Counter-Reformation II
Pope Benedict XVI, in a recent address to clergy, signaled his intention to steer Catholic liturgical music away from folk masses and other contemporary (aka "happy clappy") material, and back to Gregorian chant and the polyphonic repertory of the Renaissance and baroque eras.
This follows the pope's restoration of the Tridentine (Latin) Mass, and is interpreted as another sign of his desire to return to traditional components of worship, Malcolm Moore reports in The Telegraph:
http://www.telegraph.co.uk/news/main.jhtml?xml=/news/2007/11/20/wpope120.xml&CMP=ILC-mostviewedbox
Moore quotes Monsignor Valentin Miserachs Grau, director of the Pontifical Institute of Sacred Music: "Due to general ignorance, especially in sectors of the clergy, there exists music which is devoid of sanctity, true art and universality."
During the 1990s chant craze, I sat in as a group of Catholic lay people learned to sing Gregorian chant. They got the hang of it fairly quickly. (Being traditionalists, they already had some command of Latin, which gave them a head start.) Later, more elaborate repertory is another matter: Imagine the local parish choir taking on Josquin, let alone Lassus or Palestrina.

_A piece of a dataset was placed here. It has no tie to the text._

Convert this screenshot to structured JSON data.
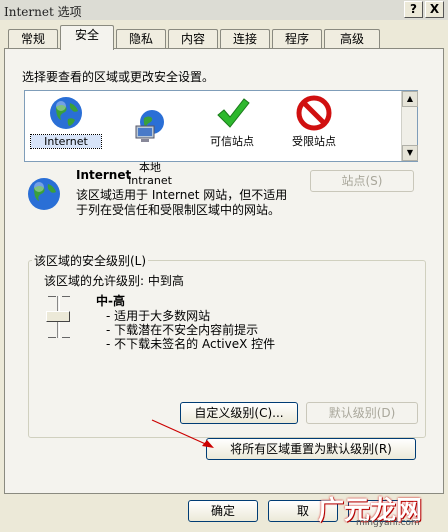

A counter-reformation of Catholic (or, for that matter, Protestant) church music would take a generation – and would require seminaries and churches to put new emphasis on music education.
Then there's the question of universality. Can, and should, the Vatican impose antique European musical forms on congregations in non-Western societies? Would worshippers in, say, Mozambique or East Timor hear "true art" in Gregorian chant?
And closer to home, would Pope Benedict, reputedly a Mozart man, hear the works of two of the most devout European composers of his generation, Messiaen and Penderecki, as "true art?"